The therapeutic effect claimed for histidine in the treatment of peptic ulcer seems to be based on the allegation that it prevents experimental ulcer in dogs. The exact mode of action has not been well explained. Those originally advocating the treatment claim that it probably supplies the missing product of protein digestion. However, there is no tangible evidence to show that peptic ulcer is a result of amino-acid deficiency. Martin 1 postulates the interesting theory that histidine may stimulate secretion of mucus which exerts a buffer action on the gastric juice and protects the ulcer. Volini and McLaughlin 2 actually observed in a series of 21 ulcer patients treated with this drug a uniform decrease in the amount and acid of the fasting and stimulated gastric juice. Sandweiss 3 failed to obtain similar results and could not correlate the clinical response to any change in gastric acidity.

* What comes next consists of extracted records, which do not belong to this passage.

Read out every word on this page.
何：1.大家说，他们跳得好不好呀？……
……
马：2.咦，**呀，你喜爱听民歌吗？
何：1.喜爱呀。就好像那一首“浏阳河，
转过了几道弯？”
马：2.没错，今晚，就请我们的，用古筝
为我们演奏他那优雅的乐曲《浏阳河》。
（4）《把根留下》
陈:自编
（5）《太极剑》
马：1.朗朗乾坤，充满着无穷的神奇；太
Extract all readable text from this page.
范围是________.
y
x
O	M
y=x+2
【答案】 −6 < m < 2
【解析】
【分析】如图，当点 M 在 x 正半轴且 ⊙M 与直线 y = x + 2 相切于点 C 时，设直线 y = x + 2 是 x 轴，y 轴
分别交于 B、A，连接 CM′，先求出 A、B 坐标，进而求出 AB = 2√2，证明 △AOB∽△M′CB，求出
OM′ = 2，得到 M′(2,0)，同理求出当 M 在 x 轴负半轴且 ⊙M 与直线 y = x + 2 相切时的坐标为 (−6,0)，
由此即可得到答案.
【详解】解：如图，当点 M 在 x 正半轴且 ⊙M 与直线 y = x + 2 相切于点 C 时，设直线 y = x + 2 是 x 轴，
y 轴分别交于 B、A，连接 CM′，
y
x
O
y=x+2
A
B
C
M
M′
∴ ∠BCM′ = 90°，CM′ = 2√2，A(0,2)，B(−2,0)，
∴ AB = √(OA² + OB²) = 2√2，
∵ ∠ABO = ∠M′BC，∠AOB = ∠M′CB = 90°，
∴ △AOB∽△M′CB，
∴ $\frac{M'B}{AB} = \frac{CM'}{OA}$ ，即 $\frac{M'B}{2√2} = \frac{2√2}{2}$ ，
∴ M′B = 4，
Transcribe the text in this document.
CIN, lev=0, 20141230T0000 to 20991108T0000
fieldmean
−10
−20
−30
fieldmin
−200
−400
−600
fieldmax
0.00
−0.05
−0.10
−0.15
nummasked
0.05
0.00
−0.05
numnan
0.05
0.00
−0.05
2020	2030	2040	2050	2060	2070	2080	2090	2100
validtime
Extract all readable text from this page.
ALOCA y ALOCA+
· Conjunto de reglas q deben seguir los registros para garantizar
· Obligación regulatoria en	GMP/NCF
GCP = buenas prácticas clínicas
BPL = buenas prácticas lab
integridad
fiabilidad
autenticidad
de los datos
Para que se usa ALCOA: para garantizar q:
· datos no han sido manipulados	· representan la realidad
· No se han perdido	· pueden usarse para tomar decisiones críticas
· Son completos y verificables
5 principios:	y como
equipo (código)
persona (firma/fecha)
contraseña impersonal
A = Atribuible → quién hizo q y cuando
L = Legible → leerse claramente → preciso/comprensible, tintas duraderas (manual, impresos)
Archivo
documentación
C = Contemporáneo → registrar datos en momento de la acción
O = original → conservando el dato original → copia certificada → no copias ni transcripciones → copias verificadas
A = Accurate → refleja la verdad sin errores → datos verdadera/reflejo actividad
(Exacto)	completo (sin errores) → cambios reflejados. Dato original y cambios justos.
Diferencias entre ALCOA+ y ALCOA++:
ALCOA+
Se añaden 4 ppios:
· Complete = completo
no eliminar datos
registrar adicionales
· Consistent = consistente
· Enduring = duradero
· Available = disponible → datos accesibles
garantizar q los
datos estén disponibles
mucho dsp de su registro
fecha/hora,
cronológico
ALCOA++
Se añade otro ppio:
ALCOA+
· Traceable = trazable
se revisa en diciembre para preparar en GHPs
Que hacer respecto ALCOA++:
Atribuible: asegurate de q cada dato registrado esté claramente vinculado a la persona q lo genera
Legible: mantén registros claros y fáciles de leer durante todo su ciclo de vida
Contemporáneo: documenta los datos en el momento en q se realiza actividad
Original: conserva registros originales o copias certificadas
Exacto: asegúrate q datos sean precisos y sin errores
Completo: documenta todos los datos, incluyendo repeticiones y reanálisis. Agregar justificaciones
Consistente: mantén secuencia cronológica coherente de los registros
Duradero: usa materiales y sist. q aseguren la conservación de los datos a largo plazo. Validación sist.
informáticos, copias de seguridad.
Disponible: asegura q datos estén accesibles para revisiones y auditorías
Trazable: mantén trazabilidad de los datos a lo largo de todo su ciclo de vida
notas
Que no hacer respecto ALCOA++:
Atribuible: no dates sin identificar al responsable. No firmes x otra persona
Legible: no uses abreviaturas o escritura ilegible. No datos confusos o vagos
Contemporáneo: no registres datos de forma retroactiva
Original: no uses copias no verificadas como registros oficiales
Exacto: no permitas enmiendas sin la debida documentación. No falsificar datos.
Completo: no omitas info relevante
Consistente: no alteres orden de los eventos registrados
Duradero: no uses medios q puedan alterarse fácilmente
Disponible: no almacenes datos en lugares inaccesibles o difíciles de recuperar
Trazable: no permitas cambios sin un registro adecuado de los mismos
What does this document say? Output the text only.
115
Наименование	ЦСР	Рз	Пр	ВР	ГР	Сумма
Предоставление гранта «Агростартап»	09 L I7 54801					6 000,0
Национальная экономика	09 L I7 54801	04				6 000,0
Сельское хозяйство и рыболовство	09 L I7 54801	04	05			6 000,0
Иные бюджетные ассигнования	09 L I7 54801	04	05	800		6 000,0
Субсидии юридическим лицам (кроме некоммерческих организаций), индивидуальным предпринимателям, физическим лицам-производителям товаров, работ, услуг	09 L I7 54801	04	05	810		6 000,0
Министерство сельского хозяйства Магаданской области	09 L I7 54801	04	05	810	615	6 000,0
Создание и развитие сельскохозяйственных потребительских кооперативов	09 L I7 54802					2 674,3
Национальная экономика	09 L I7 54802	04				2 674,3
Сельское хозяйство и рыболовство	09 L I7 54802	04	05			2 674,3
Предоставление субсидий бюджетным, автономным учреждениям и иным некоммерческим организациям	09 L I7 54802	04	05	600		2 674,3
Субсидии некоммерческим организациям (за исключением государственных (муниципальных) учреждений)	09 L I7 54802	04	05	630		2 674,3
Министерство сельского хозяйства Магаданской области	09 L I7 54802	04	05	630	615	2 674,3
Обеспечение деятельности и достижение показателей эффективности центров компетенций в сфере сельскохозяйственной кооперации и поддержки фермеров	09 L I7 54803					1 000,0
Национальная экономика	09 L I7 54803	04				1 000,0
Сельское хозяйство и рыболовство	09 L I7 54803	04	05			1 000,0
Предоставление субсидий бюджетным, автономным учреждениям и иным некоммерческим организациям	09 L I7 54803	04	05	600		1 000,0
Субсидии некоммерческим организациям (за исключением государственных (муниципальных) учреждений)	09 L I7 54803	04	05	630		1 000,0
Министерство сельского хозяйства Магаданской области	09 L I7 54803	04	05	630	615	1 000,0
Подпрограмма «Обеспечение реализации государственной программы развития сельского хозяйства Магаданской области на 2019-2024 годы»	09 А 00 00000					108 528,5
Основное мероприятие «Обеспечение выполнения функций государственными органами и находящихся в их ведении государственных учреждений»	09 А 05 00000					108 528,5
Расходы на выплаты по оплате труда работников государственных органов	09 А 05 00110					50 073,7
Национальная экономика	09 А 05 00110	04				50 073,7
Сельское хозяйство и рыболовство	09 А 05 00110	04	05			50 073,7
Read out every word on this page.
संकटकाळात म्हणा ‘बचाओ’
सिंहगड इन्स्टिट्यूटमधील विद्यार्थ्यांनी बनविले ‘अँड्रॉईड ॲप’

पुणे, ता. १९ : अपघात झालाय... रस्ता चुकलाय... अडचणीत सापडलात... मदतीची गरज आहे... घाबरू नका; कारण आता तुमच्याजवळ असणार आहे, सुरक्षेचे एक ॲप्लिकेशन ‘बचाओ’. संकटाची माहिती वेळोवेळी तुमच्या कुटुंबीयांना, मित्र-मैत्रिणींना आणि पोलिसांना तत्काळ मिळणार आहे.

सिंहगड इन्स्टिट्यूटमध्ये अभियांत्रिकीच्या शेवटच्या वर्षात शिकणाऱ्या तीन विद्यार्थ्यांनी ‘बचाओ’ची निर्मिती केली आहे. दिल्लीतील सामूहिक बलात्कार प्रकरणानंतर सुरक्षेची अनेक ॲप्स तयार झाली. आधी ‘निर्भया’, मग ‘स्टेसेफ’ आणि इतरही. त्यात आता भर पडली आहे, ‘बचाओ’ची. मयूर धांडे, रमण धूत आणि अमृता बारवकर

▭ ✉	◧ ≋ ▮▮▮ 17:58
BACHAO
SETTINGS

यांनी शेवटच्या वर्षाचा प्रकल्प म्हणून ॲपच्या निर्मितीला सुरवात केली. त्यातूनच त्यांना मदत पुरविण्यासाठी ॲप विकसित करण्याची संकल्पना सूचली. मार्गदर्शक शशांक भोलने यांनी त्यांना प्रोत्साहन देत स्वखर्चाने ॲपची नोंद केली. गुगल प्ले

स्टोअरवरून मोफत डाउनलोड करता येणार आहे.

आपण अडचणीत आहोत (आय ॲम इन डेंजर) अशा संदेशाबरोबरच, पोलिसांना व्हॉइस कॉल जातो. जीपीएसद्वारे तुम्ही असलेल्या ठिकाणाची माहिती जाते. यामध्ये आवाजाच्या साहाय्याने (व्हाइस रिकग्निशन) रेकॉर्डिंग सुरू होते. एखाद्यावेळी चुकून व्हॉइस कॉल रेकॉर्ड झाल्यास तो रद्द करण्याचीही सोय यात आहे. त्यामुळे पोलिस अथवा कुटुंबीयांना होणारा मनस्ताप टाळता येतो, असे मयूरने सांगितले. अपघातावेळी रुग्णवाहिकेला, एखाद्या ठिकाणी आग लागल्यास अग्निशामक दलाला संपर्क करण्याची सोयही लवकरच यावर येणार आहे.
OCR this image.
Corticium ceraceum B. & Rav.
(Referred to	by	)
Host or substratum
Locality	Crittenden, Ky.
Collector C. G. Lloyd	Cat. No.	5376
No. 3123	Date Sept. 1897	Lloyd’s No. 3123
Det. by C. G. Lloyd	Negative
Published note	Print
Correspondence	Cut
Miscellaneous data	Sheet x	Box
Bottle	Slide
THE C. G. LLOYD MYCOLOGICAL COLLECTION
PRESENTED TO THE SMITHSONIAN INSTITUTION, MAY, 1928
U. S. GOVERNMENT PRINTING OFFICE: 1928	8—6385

This report deals with a study of the fasting, basal, and histamine-stimulated gastric secretions following a single injection of 0.2 gm. of histidine monohydrochloride (Laros-tidin) in 2 normal subjects, one case of nutritional edema, 2 cases each of gastric neurosis, chronic appendicitis and chronic dysentery, and 5 cases of peptic ulcer, with various degrees of gastric acidity represented. The control and histidine observations were made on separate days but under exactly identical conditions. Histidine was injected intragluteally 30 minutes before the collection of basal secretion was begun. After 4 ten-minute samples of basal juice were obtained, histamine (Ergamine acid phosphate 0.5 mg.) was given subcutaneously and the specimen collected during the second 10-minute period was chosen as representing the stimulated secretion because the maximum acidity is usually attained in this sample.